Origine et histoire de l'Église Saint-Pierre
L'église Saint-Pierre de Lanuéjols, située dans le département de la Lozère en Occitanie, est un remarquable exemple d'architecture romane du XIIe siècle, partiellement remaniée au XIVe siècle. Classée monument historique en 1929, elle se distingue par sa construction en tuf, une roche volcanique locale, et son plan en croix latine. Son chœur, son transept et ses absidioles polygonales datent du XIIe siècle, tandis que deux chapelles latérales, ajoutées au XIVe siècle, forment aujourd’hui un faux collatéral. Ces chapelles furent fondées par des seigneurs locaux : l’une en 1319 par Bertrand d’Auriac, seigneur de Vareilles, et l’autre en 1339 par le baron de Tournel, dont le blason orne encore un enfeu.
Épargnée par les guerres de Religion, l’église a conservé son intégrité structurelle, à l’exception du clocher octogonal détruit pendant la Révolution française et remplacé par un clocher-mur. La coupole sur trompes, percée d’un oculus, domine la croisée du transept, tandis que l’abside polygonale, ornée d’arcatures intérieures et extérieures, illustre le savoir-faire roman. Les modillons et chapiteaux sculptés, ainsi que la corniche saillante sur corbelets, témoignent d’un décor soigné. À l’intérieur, un fragment de retable du XVIIe siècle, représentant Dieu le Père en bas-relief, pourrait provenir de l’ancienne chapelle castrale du Boy, liée à la baronnie du Tournel.

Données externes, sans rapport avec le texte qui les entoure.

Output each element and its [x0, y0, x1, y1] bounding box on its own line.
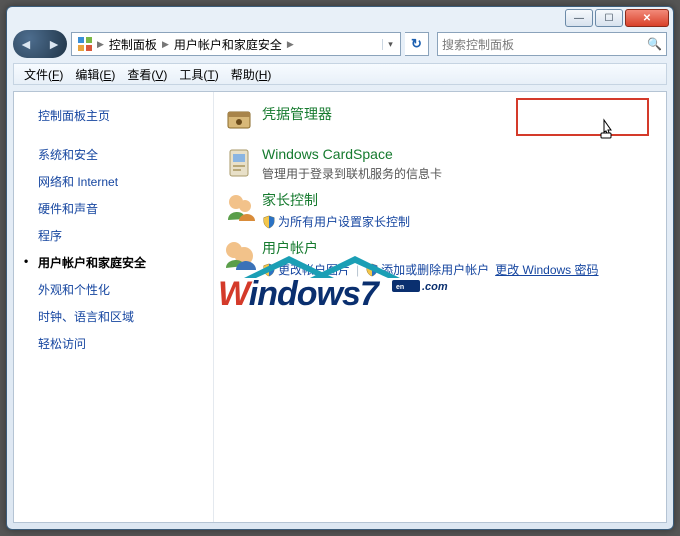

L’église dépendait initialement du prieuré de Saint-Chaffre du Monastier-en-Velay et ne devint siège paroissial qu’en 1528. La nef, voûtée en berceau plein-cintre, communique avec les chapelles sud par des arcades en arc brisé, percées au XIVe siècle au détriment des colonnes romanes d’origine. Le presbytère adjacent, peut-être des XVIIe–XVIIIe siècles, abrite aujourd’hui la mairie. Extérieurement, un escalier mène au clocher moderne, tandis que le soubassement en grès et les chaînes d’angles en tuf révèlent les techniques de construction médiévales. Le mobilier, quasi absent, laisse place à une architecture épurée, où la pierre volcanique et le calcaire jaune dialoguent.
Le site conserve également des traces de son histoire institutionnelle : fondé comme prieuré simple, il fut associé à la seigneurie du Tournel, dont les armes subsistent sur l’enfeu de la chapelle Saint-Georges. Les transformations du XIVe siècle, comme le voûtement de la nef ou l’ajout des chapelles, reflètent l’influence des familles nobles locales. Malgré la destruction révolutionnaire du clocher et les repeints du retable, l’édifice offre un témoignage rare de l’art roman lozérien, enrichi d’éléments gothiques tardifs. Son classement en 1929 souligne sa valeur patrimoniale, tant architecturale qu’historique.